Professionals looking to secure a mortgage could find themselves in an advantageous position in the market, as these kinds of mortgages are well placed to sidestep the implications of the credit crunch.

Mortgage lenders are likely to be more accommodating to professionals such as doctors, dentists and lawyers when considering their applications as they have good potential as high-earners as their careers progress.

Whereas the chances of acquiring a 100 per cent mortgage are now substantially diminished as well as becoming more expensive, professional mortgages are one area where there appears to have been little change.

Professionals are well placed to approach lenders for higher loan to valuations, and will more than likely be able to borrow around five times the amount of their salary.

Commenting on the current mortgage situation for professionals, Richard Clark, head of product development and marketing for Scottish Widows, said: "The impact on this area of the market has been very much less than everywhere else because there are lenders who haven't changed any of their criteria for professionals at all."

He adds that Scottish Widows has a policy of treating all professionals that apply for mortgages the same regardless of their risk potential.

Professional applications should also be bolstered by the fact that the UK property market appears to be gaining momentum on the whole.

Data from the National Association of Estate Agent's (NAEA) monthly housing market survey has shown that there is an upward trend emerging.

With December typically slow in the market, January has seen a steady rise with an 11 per cent increase recorded, with first-time buyers responsible for some 14.5 per cent of all purchases.

Additionally, housing stock rose by around nine per cent and sales increased from five per cent in December to eight per cent in January.

Commenting on the improved outlook for the market, Peter Bolton King, chief executive at the NAEA, comments: "The return of buyers and particularly first time buyers early in 2008 marks a significant change in the fortunes of the market.
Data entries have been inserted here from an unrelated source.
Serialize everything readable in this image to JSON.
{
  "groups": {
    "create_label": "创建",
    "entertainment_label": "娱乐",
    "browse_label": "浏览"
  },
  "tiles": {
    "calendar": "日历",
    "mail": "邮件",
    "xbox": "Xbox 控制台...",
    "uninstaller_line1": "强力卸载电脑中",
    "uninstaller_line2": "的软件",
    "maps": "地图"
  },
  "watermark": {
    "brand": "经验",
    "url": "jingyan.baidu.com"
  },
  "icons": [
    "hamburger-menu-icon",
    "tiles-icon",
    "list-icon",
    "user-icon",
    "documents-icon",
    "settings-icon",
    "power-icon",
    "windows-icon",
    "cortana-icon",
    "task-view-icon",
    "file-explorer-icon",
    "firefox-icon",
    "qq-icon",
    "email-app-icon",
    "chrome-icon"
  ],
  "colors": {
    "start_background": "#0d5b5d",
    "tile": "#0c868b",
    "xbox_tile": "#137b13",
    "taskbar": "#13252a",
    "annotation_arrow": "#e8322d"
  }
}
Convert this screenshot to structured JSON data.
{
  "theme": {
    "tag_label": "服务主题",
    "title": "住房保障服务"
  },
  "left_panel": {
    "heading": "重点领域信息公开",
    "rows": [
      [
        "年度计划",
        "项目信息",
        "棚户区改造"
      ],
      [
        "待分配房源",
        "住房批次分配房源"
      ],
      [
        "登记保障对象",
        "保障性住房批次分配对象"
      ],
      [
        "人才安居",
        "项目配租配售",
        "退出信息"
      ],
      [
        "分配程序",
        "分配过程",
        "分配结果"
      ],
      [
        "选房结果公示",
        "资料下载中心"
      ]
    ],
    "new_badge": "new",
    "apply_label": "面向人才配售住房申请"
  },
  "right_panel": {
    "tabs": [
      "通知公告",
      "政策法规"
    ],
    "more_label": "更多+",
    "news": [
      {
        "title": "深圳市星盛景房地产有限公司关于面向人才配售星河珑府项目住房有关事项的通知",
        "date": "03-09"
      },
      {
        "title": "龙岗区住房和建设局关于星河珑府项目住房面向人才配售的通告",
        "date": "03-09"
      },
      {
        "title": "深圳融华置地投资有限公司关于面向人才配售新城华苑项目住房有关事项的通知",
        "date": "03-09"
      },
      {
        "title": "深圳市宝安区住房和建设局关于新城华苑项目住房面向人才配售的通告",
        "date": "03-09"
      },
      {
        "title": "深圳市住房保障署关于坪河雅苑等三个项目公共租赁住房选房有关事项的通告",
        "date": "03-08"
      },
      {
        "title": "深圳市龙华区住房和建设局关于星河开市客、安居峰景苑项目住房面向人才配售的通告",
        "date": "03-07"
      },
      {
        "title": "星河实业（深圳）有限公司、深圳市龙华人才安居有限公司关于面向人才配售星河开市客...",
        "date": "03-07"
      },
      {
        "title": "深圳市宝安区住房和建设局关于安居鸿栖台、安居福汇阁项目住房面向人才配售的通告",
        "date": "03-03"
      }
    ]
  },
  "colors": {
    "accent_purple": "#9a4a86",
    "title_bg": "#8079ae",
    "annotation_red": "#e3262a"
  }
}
I am confident that we have just started to see the benefit of the first interest rate cut in December and the latest quarter percent decrease in February will further help boost the confidence of all buyers and particularly first time buyers."

He added that buyers should not be dissuaded by the glut of bad press about the housing market urging buyers to keep such information in perspective. The market tends to be very different across various parts of the UK and it is recommended that prospective buyers talk to their agents to ascertain what is happening in that particular region.

In light of advice such as this, professional buyers in particular can perhaps afford to take recent horror stories with a pinch of salt as their standing automatically negates some of the recent trouble in the mortgage market.

Elsewhere, Halifax has announced that they are to raise rates on their tracker mortgages which will effectively 'ration' their mortgages for new applicants. A first-time buyer taking out a tracker mortgage for Halifax can now expect to pay 5.44 per cent as compared to the previous 5.24 per cent.

Commenting on this, Melanie Bien, director at independent mortgage broker Savills Private Finance, says: "Halifax did offer some of the leading tracker rates so is likely to have been inundated with business. This would explain why they have pulled these rates at such short notice and are repricing them upwards. This effectively prices them out of the market, as there are better priced rates available. Continued liquidity issues mean lenders are looking to improve margins where they can."

Ultimately, the recent developments in the property market should favour those looking for a professional mortgage in terms of availability and the added advantage of escaping the credit crunch relatively unscathed.